The notices posted on the doors of Corduroy refer to the restaurant being under common law jurisdiction. Without reading anything that follows, it is technically true. British Columbia is a common law jurisdiction. But, to quote Inigo Montoya, “You keep using that word. I don’t think it means what you think it means. Common law jurisdiction does not refer to a person’s right to make their own rules and to live by the rules they want. Rather, it refers to a legal system governed by laws as interpreted by the courts. Judges set a precedent, which creates and shapes the law.

But the power in a common law jurisdiction rests with the judges. And British Columbia judges have consistently rejected the idea that health orders designed to protect against COVIDThe -19 pandemic goes too far.

Even in a common law jurisdiction, the government still has the power. Laws are drafted and interpreted by the courts, which determine the government’s intentions when drafting the law. But the government still retains the power to write rules and to some extent tie the hands of judges with those rules.

Nothing in the legal sense of the term “ordinary jurisdiction” implies that Corduroy can exempt himself from complying with public health orders, bringing in health officials, or entering without permission.

Are Vancouver Coastal Health inspectors “infringing” on the enforcement of an order? No.

The trespassing signs, which are recommended notices in the pseudo-legal babbling manual, have their roots in the British Columbia Trespass Act, which itself contains a trespass ban section. The Act provides remedies for victims of trespassing who post such notices on their properties.

So if you were to search for it, you might see that it is connected to something that feels real. That’s the thing with these arguments. They’re just close enough to the real law that it’s easy to be fooled.

Even trespassing itself is a loaded term. Trespassing in common law jurisdiction refers to a tort. It is a wrongful civil act to enter another person’s property without the right to do so. Health officials are permitted to enter restaurant premises and indeed any premises to enforce public health orders. And, of course, the trespassing law states that it does not apply to people who enter a premises with legal authority.

Oh, and the $ 100,000 fine for trespassing on restaurant property?

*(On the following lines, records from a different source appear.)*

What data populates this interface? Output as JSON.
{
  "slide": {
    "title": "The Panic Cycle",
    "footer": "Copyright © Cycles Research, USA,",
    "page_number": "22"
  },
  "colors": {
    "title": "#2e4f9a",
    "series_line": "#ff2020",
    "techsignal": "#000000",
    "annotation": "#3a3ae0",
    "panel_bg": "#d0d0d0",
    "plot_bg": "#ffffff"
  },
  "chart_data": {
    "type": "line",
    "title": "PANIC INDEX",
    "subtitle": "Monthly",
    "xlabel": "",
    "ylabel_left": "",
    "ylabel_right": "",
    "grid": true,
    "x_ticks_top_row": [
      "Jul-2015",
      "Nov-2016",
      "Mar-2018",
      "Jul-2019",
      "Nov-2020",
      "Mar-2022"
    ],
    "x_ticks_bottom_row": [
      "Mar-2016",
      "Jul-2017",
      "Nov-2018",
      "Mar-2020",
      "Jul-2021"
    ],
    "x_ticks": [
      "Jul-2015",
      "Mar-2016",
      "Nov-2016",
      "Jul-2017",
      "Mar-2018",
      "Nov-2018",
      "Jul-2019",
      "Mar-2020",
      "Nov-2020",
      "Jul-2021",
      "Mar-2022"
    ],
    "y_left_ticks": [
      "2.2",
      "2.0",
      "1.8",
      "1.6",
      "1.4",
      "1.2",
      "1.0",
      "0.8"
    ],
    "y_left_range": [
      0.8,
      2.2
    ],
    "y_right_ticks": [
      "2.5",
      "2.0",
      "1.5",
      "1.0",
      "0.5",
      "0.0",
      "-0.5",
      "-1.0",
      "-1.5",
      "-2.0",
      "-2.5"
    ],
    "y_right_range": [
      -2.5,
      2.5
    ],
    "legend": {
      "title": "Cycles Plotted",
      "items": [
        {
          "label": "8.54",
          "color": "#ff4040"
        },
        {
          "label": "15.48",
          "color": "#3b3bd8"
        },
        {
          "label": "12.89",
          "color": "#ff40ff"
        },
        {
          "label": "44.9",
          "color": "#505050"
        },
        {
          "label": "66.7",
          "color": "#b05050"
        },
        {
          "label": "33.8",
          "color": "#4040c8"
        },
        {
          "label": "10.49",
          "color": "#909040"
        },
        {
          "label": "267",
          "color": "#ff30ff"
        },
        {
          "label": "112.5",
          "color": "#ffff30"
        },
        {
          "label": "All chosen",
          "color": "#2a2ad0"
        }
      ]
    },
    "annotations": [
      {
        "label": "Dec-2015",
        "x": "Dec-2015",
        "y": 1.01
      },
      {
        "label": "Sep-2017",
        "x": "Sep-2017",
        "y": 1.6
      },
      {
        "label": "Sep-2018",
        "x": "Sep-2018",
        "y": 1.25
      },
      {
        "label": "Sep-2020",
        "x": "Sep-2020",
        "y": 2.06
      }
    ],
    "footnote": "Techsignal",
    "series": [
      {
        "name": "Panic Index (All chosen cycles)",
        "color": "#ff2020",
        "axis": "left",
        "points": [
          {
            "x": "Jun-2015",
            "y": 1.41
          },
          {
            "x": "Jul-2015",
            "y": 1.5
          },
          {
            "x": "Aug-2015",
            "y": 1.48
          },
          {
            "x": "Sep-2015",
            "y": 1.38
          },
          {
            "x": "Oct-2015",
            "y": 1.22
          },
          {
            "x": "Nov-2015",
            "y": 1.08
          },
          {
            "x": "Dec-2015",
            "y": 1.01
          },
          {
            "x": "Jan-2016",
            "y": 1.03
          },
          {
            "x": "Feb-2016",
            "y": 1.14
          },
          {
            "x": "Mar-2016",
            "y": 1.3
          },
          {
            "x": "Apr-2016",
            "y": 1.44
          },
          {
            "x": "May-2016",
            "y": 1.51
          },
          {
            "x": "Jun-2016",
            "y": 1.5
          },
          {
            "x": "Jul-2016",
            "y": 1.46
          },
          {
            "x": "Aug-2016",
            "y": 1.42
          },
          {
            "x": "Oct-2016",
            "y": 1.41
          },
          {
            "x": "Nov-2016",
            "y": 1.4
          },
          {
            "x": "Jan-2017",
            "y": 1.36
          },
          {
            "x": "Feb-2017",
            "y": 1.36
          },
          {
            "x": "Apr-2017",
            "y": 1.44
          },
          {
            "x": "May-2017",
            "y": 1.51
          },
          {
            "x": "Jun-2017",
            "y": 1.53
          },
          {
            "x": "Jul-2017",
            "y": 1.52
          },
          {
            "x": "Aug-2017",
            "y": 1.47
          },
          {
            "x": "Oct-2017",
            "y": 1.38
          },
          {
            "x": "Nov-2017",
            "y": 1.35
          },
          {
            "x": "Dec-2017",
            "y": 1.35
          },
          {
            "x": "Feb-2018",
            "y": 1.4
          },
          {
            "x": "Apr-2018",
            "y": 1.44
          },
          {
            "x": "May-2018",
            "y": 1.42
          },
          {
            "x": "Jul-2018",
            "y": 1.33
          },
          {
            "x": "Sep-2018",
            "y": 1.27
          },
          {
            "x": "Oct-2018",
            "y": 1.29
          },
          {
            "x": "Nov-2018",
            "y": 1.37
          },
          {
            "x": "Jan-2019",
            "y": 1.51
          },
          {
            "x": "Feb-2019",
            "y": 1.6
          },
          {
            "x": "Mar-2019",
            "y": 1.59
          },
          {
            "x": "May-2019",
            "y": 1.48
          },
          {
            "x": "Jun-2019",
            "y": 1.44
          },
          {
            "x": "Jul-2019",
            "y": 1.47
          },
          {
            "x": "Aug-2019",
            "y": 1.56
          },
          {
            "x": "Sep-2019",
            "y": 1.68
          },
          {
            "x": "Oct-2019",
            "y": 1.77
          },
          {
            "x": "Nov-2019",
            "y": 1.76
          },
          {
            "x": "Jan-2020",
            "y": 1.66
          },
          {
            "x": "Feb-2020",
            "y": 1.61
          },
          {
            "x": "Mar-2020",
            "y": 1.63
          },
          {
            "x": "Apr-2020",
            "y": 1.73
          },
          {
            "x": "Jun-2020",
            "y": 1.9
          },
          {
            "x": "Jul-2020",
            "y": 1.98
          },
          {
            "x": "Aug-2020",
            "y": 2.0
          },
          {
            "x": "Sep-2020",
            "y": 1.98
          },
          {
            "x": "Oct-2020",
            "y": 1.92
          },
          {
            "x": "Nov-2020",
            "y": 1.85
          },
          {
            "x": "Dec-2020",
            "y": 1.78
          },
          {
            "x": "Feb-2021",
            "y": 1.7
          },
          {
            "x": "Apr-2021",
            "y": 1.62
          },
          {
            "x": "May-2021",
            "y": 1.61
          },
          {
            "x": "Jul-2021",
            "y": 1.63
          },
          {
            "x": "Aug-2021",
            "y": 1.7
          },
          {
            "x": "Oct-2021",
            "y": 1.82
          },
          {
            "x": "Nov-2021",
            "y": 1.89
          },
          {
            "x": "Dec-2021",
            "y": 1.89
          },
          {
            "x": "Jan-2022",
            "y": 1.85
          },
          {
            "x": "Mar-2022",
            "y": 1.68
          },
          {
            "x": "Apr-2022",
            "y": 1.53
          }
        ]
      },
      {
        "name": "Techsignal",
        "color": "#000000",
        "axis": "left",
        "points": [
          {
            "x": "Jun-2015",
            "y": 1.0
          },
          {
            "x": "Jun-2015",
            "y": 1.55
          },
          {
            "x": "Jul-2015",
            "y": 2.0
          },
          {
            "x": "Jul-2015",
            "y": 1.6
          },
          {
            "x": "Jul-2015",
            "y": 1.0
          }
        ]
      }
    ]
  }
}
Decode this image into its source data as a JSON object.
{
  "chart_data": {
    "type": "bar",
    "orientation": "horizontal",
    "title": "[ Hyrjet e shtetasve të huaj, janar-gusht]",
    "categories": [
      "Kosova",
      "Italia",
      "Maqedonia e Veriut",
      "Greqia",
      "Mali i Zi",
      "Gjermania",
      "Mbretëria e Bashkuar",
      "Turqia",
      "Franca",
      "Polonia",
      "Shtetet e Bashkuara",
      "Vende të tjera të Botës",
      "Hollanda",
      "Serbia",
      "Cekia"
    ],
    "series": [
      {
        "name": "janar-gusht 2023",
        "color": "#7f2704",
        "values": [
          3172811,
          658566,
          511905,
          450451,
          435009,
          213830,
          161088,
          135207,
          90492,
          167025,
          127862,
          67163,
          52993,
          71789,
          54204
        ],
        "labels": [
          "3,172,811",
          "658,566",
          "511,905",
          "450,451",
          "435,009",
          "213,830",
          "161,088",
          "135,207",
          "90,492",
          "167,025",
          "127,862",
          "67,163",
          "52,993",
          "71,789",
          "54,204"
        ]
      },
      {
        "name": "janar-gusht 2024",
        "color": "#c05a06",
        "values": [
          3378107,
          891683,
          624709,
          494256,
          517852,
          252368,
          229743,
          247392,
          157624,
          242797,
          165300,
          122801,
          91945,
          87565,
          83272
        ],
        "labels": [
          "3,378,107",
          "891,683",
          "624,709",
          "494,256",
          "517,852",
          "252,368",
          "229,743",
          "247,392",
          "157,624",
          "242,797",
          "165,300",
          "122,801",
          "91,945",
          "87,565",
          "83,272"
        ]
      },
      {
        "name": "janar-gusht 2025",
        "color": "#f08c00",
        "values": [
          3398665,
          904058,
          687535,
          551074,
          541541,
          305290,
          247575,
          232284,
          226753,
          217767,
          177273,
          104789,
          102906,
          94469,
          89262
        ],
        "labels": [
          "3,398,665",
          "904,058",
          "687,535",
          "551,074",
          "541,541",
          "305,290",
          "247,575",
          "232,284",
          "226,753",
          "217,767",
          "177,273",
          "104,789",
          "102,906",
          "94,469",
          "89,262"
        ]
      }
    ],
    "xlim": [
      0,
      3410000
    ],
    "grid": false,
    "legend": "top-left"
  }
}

Well, these fines cannot be imposed by an individual. In a civil action for trespassing, the court would determine the amount of financial compensation, which would be limited to the damage suffered by the trespass. It would be exactly $ 0 in a case like this given that no intrusion has or can occur.

The “rights” you waive when you own a business

But even entertaining for a moment (can’t believe I’m doing this) the idea that Ms. Matthews needed to contract with the state in order to give up her rights… she did.

By applying for a business license, it entered into a contract with the city of Vancouver. By applying to become a catering establishment, she entered into a contract with the health authority that included the power to inspect and enforce health ordinances. By applying for a GST and the PST number, it has contracted with the provincial and federal governments to collect and pay taxes. Ditto for the liquor license. And the lease, assuming she doesn’t own the property, likely contains standard terms regarding illegal activities.

If her position is that a contract cannot be unilaterally imposed on her by the state, then she cannot unilaterally cancel all the contracts she entered into when starting the restaurant. Even assuming that his arguments posted on the door have some legal merit, which they don’t, they are not applicable in his case.